EL EXAMEN DEL DOCTOR BALMIS Y OTROS EXÁMENES

Como sin duda recordáis, en 2020 el ejército español organizó un operativo para ayudar en la lucha contra la pandemia de COVID-19 que recibió el nombre de “Operación Balmis”. Este nombre era un homenaje al doctor Francisco Javier Balmis, uno de los más importantes médicos del siglo XVIII, especialmente conocido por su contribución a la difusión de la vacuna de la viruela en diversos países de América, Asia y África a través de una famosa expedición realizada entre 1803 y 1806. En esa expedición le acompañó la no menos popular enfermera Isabel Zendal, que ha dado su nombre a un hospital madrileño. Balmis, alicantino, se formó en el Hospital Militar de su ciudad y obtuvo el título de cirujano en Valencia en 1778. Se graduó en Artes en México en 1781, país al que volvería durante la guerra de la Independencia española entre 1808 y 1814. Fue “cirujano de cámara” de los reyes Carlos IV y Fernando VII. Y, lo que nos interesa aquí, obtuvo su grado en medicina en la Universidad de Toledo en 1798.
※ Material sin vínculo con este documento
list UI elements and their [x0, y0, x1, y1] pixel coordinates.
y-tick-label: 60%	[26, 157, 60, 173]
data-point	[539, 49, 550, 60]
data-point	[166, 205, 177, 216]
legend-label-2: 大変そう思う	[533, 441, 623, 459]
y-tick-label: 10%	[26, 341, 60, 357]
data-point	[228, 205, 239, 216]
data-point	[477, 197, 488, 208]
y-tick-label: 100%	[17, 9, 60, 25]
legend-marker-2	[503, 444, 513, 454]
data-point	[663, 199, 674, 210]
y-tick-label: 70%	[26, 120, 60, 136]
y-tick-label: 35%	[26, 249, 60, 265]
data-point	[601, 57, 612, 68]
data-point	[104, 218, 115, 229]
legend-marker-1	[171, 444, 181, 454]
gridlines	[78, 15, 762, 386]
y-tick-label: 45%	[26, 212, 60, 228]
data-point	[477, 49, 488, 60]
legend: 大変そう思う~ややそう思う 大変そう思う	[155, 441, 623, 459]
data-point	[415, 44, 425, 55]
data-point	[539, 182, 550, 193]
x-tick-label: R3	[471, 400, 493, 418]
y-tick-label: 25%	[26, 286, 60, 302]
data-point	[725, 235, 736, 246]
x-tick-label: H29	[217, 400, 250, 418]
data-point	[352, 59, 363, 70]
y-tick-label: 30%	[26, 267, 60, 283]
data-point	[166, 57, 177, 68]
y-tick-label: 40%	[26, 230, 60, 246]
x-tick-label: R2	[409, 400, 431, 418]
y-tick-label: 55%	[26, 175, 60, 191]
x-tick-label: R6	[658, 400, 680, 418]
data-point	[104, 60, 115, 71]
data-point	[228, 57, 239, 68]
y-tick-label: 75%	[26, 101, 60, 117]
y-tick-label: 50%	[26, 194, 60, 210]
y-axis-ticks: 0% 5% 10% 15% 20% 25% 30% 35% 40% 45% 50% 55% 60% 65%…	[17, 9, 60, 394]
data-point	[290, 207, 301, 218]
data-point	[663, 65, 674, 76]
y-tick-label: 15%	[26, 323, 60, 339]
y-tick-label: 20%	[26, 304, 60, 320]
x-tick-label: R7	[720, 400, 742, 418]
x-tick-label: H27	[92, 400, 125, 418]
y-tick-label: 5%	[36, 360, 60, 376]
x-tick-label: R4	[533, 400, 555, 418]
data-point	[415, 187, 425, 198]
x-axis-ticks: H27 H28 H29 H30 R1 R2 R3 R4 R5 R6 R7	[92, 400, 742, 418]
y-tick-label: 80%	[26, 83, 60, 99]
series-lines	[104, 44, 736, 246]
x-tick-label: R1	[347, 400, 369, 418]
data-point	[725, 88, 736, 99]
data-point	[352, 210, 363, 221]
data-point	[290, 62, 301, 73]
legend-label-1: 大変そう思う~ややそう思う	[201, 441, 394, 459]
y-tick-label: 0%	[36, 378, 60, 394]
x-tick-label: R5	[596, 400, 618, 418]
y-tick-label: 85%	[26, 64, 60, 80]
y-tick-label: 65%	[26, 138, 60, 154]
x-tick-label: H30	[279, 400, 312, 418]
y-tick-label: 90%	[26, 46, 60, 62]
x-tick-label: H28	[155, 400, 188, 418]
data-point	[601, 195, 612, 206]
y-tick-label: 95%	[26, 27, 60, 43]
Acta del grado de bachiller en medicina de Francisco Javier Balmis
Acta del grado de bachiller en medicina de Francisco Javier Balmis

El profesor David Martín, de la Universidad de Castilla-La Mancha, nos descubrió el acta del examen de graduación de Balmis como “bachiller” en Medicina, que os mostramos aquí. Observad que dice que es natural de Valencia, quizá por error o quizá refiriéndose por extensión a lo que entonces se llamaba “reino de Valencia”. En todo caso, el documento nos explica cómo fue este examen. Veinticuatro horas antes el aspirante recibió el tema que le había tocado en suerte, que era comentar el aforismo 11 del primer libro de Hipócrates. Hemos localizado una traducción y edición de estos aforismos debida a Manuel Casal en 1818, que se conserva y se ha digitalizado en la biblioteca de la Universidad de Nuevo León (México). Gracias a ella sabemos que el aforismo en cuestión reza: “Durante las accesiones o paroxismos debemos adietarnos, pues entonces perjudica el alimento. En los males que se rigen por periodos (como vemos en la terciana y cuartana) debe observarse lo mismo”. Sobre este tema debió hablar durante media hora, y después fue sometido a “dos argumentos de a cuarto de hora” y finalmente a otro cuarto de hora de preguntas generales sobre medicina. Fue aprobado por unanimidad.

Como vemos, las preguntas de estos exámenes se sometían a algún tipo de sorteo. No sabemos cómo se realizaban estos sorteos, pero podemos sacar alguna pista gracias a las curiosas papeletas que conservamos, datables en la primera mitad del siglo XIX. Se han conservado agrupadas en pequeños paquetes de papeletas con las posibles preguntas para cada examen. Por ejemplo, aquí tenemos las “Preguntas para los exámenes de los de 7º año de Cánones”. En el paquete correspondiente a la asignatura “Derecho público civil y criminal de España”, del cuarto curso de Leyes, encontramos la fecha de 1837.

En fin, os presentamos algunos ejemplos de estas preguntas, evidentemente de diferentes materias y cursos. Así, en cuarto de Leyes se pregunta “¿cuál es la legítima de los hijos?”, pero también, en otras carreras y cursos puede preguntarse si “es o no necesaria la Lógica para adquirir otras ciencias en un estado perfecto” o “en qué idioma han de escribir los comerciantes sus libros y demás documentos”. Sin duda, algunas de estas preguntas todavía podrían formularse en algunos exámenes de la universidad actual.